An early trip to the cinema to beat the certificate and see a proper 18 certificate film, William Friedkin’s hot-as-asphalt thriller set me back a cool 50 pence back in 1985. The draw was that this came from the director of The French Connection, and had a car chase; that was more than enough to send me to a matinee performance that set a high bar for my expectations of big-screen entertainment. Straight out of the gate, this is no ordinary cop-show; writer Gerald Petievich was a former US Secret Service agent, and it shows. We looking at a war on crime where men and women are cannon fodder on both sides., and everyone has a chance to live and die in L.A.
So we start in Century City, and a presidential motorcade on its way to a hotel. Agents Jimmy Hart (Michael Greene) and Richard Chance (William Petersen) manage to foil a suicide bomber after a rooftop stand-off, but know that they’re ‘getting too old for this sh*t.’ Hart is killed investigating a counterfeit operation, so Chance pairs up with newbie John Vukovich (John Pankow) to take down arty criminal Masters (Willem Dafoe). Initially small-time crook Carl Cody (John Turturro) looks like a way in for the cops, but when Cody escapes from Chance, the cops mistakenly hope to work an undercover sting that goes south. When a tip-off leads to the dynamic duo picking up a diamond merchant at LA’s Union Station, things go south as the cops find the entire city shooting at them, and their best escape is the wrong way up an eight-lane motorway at rush hour…
Most car-chase fans put this at near the top of their best-ever lists, and they’re right. There’s not a bad shot it in, but it also opens up the story of the film in an alarming way. The cops have no way of knowing that the man they’ve lifted is an undercover agent, and their deepening incredulity as agent after agent starts firing on them makes for a surreal, exciting scene. But Friedkin gets all the details right, from the destructive/constructive bent of Dafoe’s sleazy art-dealer to the elaborate counterfeit process he organises. Petersen does well with the nihilistic nature of his anything–goes character (”I’m a bag-man and I don’t give a sh*t about how I do it.’), while Pankow’s scenes with Dean Stockwell as a crooked lawyer are choice. That hard-bitten, sweary dialogue (”If you want bread, **** a baker’ or “I promise not to **** in your *****’) probably kept this one off the TV and away from the Miami Vice/ CSI crowd, but there’s no point in complaining; this is one tough movie from soup to nuts.

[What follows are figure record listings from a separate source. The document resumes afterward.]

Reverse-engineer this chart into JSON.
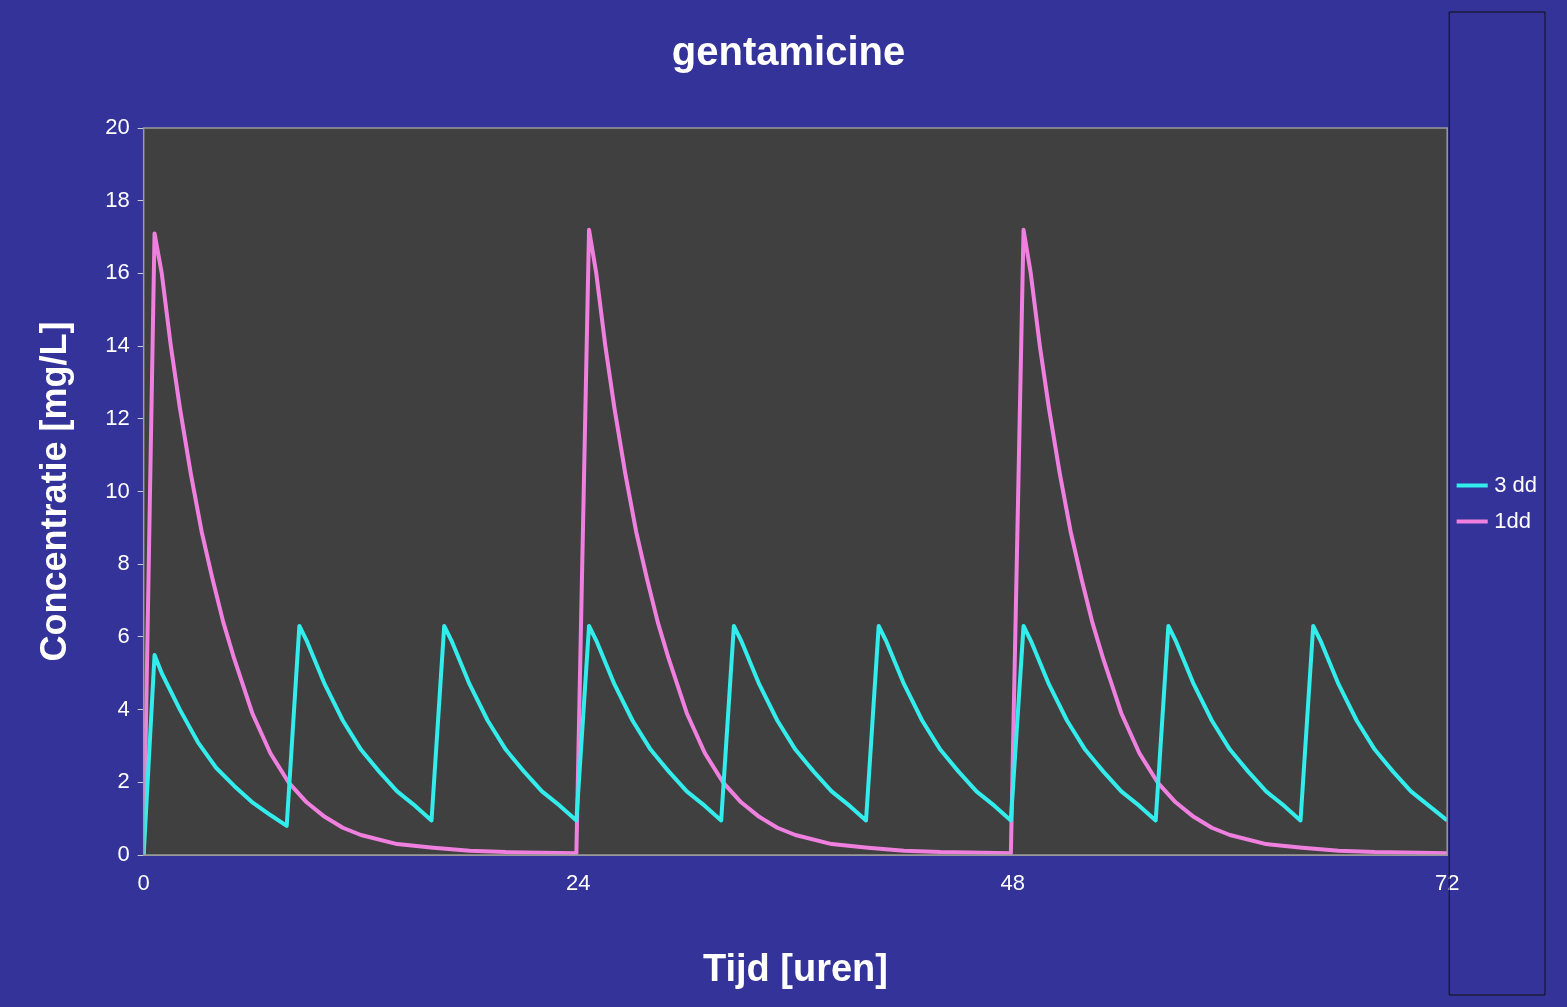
{
  "chart_data": {
    "type": "line",
    "title": "gentamicine",
    "xlabel": "Tijd [uren]",
    "ylabel": "Concentratie [mg/L]",
    "xlim": [
      0,
      72
    ],
    "xticks": [
      0,
      24,
      48,
      72
    ],
    "ylim": [
      0,
      20
    ],
    "yticks": [
      0,
      2,
      4,
      6,
      8,
      10,
      12,
      14,
      16,
      18,
      20
    ],
    "grid": false,
    "legend": "right",
    "marker": "none",
    "line_style": "solid",
    "series": [
      {
        "name": "3 dd",
        "color": "#33ecec",
        "x": [
          0,
          0.6,
          1,
          2,
          3,
          4,
          5,
          6,
          7,
          7.9,
          8.6,
          9,
          10,
          11,
          12,
          13,
          14,
          15,
          15.9,
          16.6,
          17,
          18,
          19,
          20,
          21,
          22,
          23,
          23.9,
          24.6,
          25,
          26,
          27,
          28,
          29,
          30,
          31,
          31.9,
          32.6,
          33,
          34,
          35,
          36,
          37,
          38,
          39,
          39.9,
          40.6,
          41,
          42,
          43,
          44,
          45,
          46,
          47,
          47.9,
          48.6,
          49,
          50,
          51,
          52,
          53,
          54,
          55,
          55.9,
          56.6,
          57,
          58,
          59,
          60,
          61,
          62,
          63,
          63.9,
          64.6,
          65,
          66,
          67,
          68,
          69,
          70,
          71,
          72
        ],
        "values": [
          0,
          5.5,
          5.0,
          4.0,
          3.1,
          2.4,
          1.9,
          1.45,
          1.1,
          0.8,
          6.3,
          5.9,
          4.7,
          3.7,
          2.9,
          2.3,
          1.75,
          1.35,
          0.95,
          6.3,
          5.9,
          4.7,
          3.7,
          2.9,
          2.3,
          1.75,
          1.35,
          0.95,
          6.3,
          5.9,
          4.7,
          3.7,
          2.9,
          2.3,
          1.75,
          1.35,
          0.95,
          6.3,
          5.9,
          4.7,
          3.7,
          2.9,
          2.3,
          1.75,
          1.35,
          0.95,
          6.3,
          5.9,
          4.7,
          3.7,
          2.9,
          2.3,
          1.75,
          1.35,
          0.95,
          6.3,
          5.9,
          4.7,
          3.7,
          2.9,
          2.3,
          1.75,
          1.35,
          0.95,
          6.3,
          5.9,
          4.7,
          3.7,
          2.9,
          2.3,
          1.75,
          1.35,
          0.95,
          6.3,
          5.9,
          4.7,
          3.7,
          2.9,
          2.3,
          1.75,
          1.35,
          0.95
        ]
      },
      {
        "name": "1dd",
        "color": "#f080e0",
        "x": [
          0,
          0.6,
          1,
          1.5,
          2,
          2.6,
          3.2,
          3.8,
          4.4,
          5,
          6,
          7,
          8,
          9,
          10,
          11,
          12,
          14,
          16,
          18,
          20,
          23.9,
          24.6,
          25,
          25.5,
          26,
          26.6,
          27.2,
          27.8,
          28.4,
          29,
          30,
          31,
          32,
          33,
          34,
          35,
          36,
          38,
          40,
          42,
          44,
          47.9,
          48.6,
          49,
          49.5,
          50,
          50.6,
          51.2,
          51.8,
          52.4,
          53,
          54,
          55,
          56,
          57,
          58,
          59,
          60,
          62,
          64,
          66,
          68,
          72
        ],
        "values": [
          0,
          17.1,
          16,
          14,
          12.3,
          10.5,
          8.9,
          7.6,
          6.4,
          5.4,
          3.9,
          2.8,
          2,
          1.45,
          1.05,
          0.75,
          0.55,
          0.3,
          0.2,
          0.12,
          0.08,
          0.05,
          17.2,
          16,
          14,
          12.3,
          10.5,
          8.9,
          7.6,
          6.4,
          5.4,
          3.9,
          2.8,
          2,
          1.45,
          1.05,
          0.75,
          0.55,
          0.3,
          0.2,
          0.12,
          0.08,
          0.05,
          17.2,
          16,
          14,
          12.3,
          10.5,
          8.9,
          7.6,
          6.4,
          5.4,
          3.9,
          2.8,
          2,
          1.45,
          1.05,
          0.75,
          0.55,
          0.3,
          0.2,
          0.12,
          0.08,
          0.05
        ]
      }
    ]
  }
}
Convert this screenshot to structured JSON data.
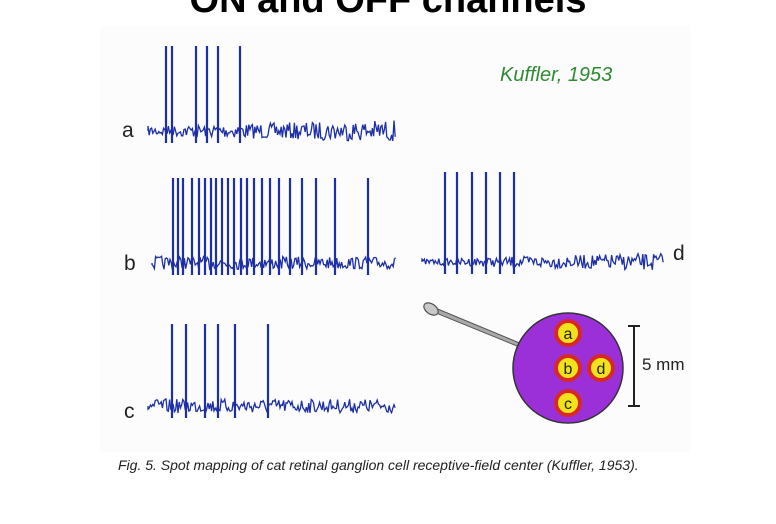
{
  "slide": {
    "title": "ON and OFF channels"
  },
  "figure": {
    "citation": "Kuffler, 1953",
    "traces": [
      {
        "label": "a"
      },
      {
        "label": "b"
      },
      {
        "label": "c"
      },
      {
        "label": "d"
      }
    ],
    "receptive_field": {
      "spots": [
        "a",
        "b",
        "d",
        "c"
      ],
      "scale_label": "5 mm",
      "colors": {
        "field": "#9b30d9",
        "spot_ring": "#d62828",
        "spot_fill": "#f2e21a",
        "electrode": "#a9a9a9"
      }
    },
    "trace_color": "#1c2fa6",
    "caption": "Fig. 5. Spot mapping of cat retinal ganglion cell receptive-field center (Kuffler, 1953)."
  }
}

A gripping foot chase through LA airport, a wrap-around fantastic percussive soundtrack by Wang Chung, Robert Downey Sr; there’s all kinds of attractions here, but the main meal needs no garnish. Police movies are ten a penny; To Live And Die in L.A. has the ground-rush of Michael Mann at his best, but also taps into the neo-noir energy of LA in a way that few films have. A blast of hard-bitten downbeat action, Friedkin’s film lives hard and dies harder in a way few movies do.